As I mentioned on Day 01, I typically bring breakfast to work with me. One essential component of said breakfast is my morning tea (and afternoon tea, and evening tea – truthfully I’m a non-stop tea-chugging machine). But, rather than buy this delectable delight en route to the office, I am in the habit of bringing it from home. Not only does this save me upwards of $700 a year*; it also saves the planet from my potential consumption of hundreds of wasteful, non-recyclable cups. I’m going to try to refrain from writing a long diatribe about to-go coffee cups, but living in the Land of Coffee has me constantly grinding my teeth at the number of cups I see headed for the landfill on a daily basis. There are various estimates of the sheer volume of this waste stream floating around the internet – Starbucks goes through 4 billion to-go cups a year; 60 billion paper cups enter U.S. landfills annually; 2.5 billion coffee cups are thrown away in the U.K. each year… no matter which of these figures is closest to being accurate, or if they all are – THE UNITS HERE ARE IN THE BILLIONS. Billions! Our consumption of single-use cups is astronomically, almost incomprehensibly high. One of the biggest problems with these pernicious items is that they are non-recyclable, despite what millions of consumers believe. In order to prevent paper cups from melting in your hands the minute they get wet, to-go coffee cups are lined with plastic (probably not great for steeping hot beverages, but that’s another story); this means they are headed straight for the landfill after their average 10 minutes of use – no matter how many times we hopefully chuck them into the recycling bin. Public perception of single-use “paper” cups as recyclable adds insult to injury, as transfer facilities and recycling depots are forced to take on the burden of sorting – and disposing of – these billions of items they’ve received in error. All in all, we are well past the time for sweeping change. In this instant-gratification universe, to-go coffees/teas are burying us in a mountain of waste.

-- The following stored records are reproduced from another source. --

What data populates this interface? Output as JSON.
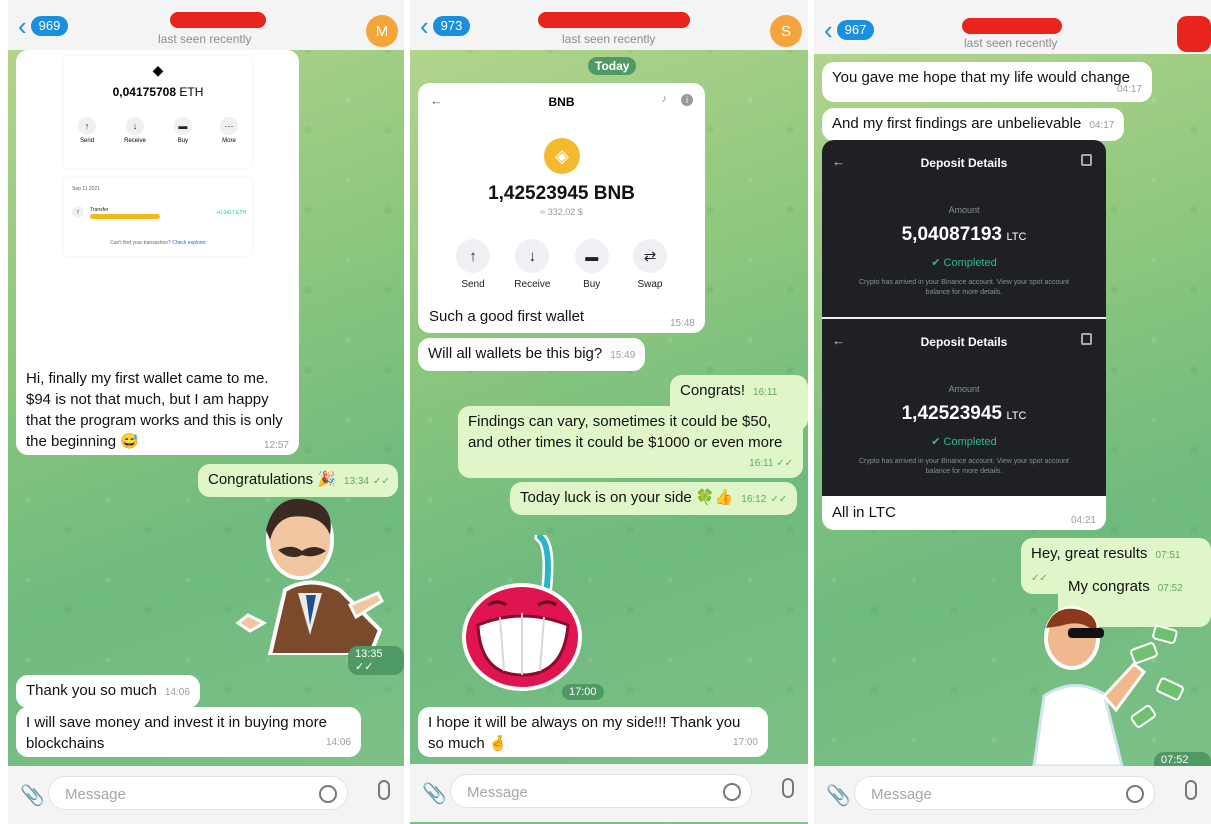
{
  "panels": [
    {
      "header": {
        "back_count": "969",
        "status": "last seen recently",
        "avatar_letter": "M",
        "avatar_color": "#f4a43a"
      },
      "wallet": {
        "amount": "0,04175708",
        "unit": "ETH",
        "actions": [
          "Send",
          "Receive",
          "Buy",
          "More"
        ],
        "tx_label": "Transfer",
        "tx_value": "+0,0417 ETH",
        "tx_date": "Sep 11 2021",
        "explorer_text": "Can't find your transaction?",
        "explorer_link": "Check explorer"
      },
      "messages": {
        "m1_text": "Hi, finally my first wallet came to me. $94 is not that much, but I am happy that the program works and this is only the beginning 😅",
        "m1_time": "12:57",
        "m2_text": "Congratulations 🎉",
        "m2_time": "13:34",
        "sticker_time": "13:35",
        "m3_text": "Thank you so much",
        "m3_time": "14:06",
        "m4_text": "I will save money and invest it in buying more blockchains",
        "m4_time": "14:06"
      },
      "input_placeholder": "Message"
    },
    {
      "header": {
        "back_count": "973",
        "status": "last seen recently",
        "avatar_letter": "S",
        "avatar_color": "#f4a43a"
      },
      "today_label": "Today",
      "wallet": {
        "title": "BNB",
        "amount": "1,42523945 BNB",
        "fiat": "≈ 332,02 $",
        "actions": [
          "Send",
          "Receive",
          "Buy",
          "Swap"
        ],
        "caption": "Such a good first wallet",
        "caption_time": "15:48"
      },
      "messages": {
        "m1_text": "Will all wallets be this big?",
        "m1_time": "15:49",
        "m2_text": "Congrats!",
        "m2_time": "16:11",
        "m3_text": "Findings can vary, sometimes it could be $50, and other times it could be $1000 or even more",
        "m3_time": "16:11",
        "m4_text": "Today luck is on your side 🍀👍",
        "m4_time": "16:12",
        "sticker_time": "17:00",
        "m5_text": "I hope it will be always on my side!!! Thank you so much 🤞",
        "m5_time": "17:00"
      },
      "input_placeholder": "Message"
    },
    {
      "header": {
        "back_count": "967",
        "status": "last seen recently"
      },
      "messages": {
        "m1_text": "You gave me hope that my life would change",
        "m1_time": "04:17",
        "m2_text": "And my first findings are unbelievable",
        "m2_time": "04:17",
        "caption": "All in LTC",
        "caption_time": "04:21",
        "m3_text": "Hey, great results",
        "m3_time": "07:51",
        "m4_text": "My congrats",
        "m4_time": "07:52",
        "sticker_time": "07:52"
      },
      "deposits": [
        {
          "title": "Deposit Details",
          "amount_label": "Amount",
          "amount": "5,04087193",
          "unit": "LTC",
          "status": "Completed",
          "note": "Crypto has arrived in your Binance account. View your spot account balance for more details."
        },
        {
          "title": "Deposit Details",
          "amount_label": "Amount",
          "amount": "1,42523945",
          "unit": "LTC",
          "status": "Completed",
          "note": "Crypto has arrived in your Binance account. View your spot account balance for more details."
        }
      ],
      "input_placeholder": "Message"
    }
  ],
  "colors": {
    "accent": "#1a8fe0",
    "outgoing_bubble": "#e1f6c8",
    "binance_yellow": "#f3ba2f",
    "completed_green": "#2ebd85",
    "redaction": "#e8241c"
  }
}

(Ok, so I may have written a tiny diatribe…)
As you might expect to see over the course of this project, bringing pre-made food and drink from home is a core element in my waste-reduction efforts. How to transport my tea waste-free? A reusable thermos, of course. I have tried many different brands and varieties of thermos, but it truly doesn’t matter what you choose – anything reusable that can keep your tea or coffee piping hot and prevent it from leaking all over your bag/clothes will suffice! Pictured here is actually a spare thermos I keep at my desk at work, for those rare mornings when I either run out of time or forget to grab the “real” one as I rush out the door. Those are dark days.
*Simple math tells us that, assuming that I purchase one tea daily during my morning commute, for 5 days a week over 49 weeks per year (to account for vacation time), I will spend $735 a year on tea, and consume 735 disposable to-go cups. Not a tea drinker? Coffee drinkers are apparently shelling out even more each year: according to a 2012 report from consumerist.com, the average American spends nearly $1,100 per year on coffee!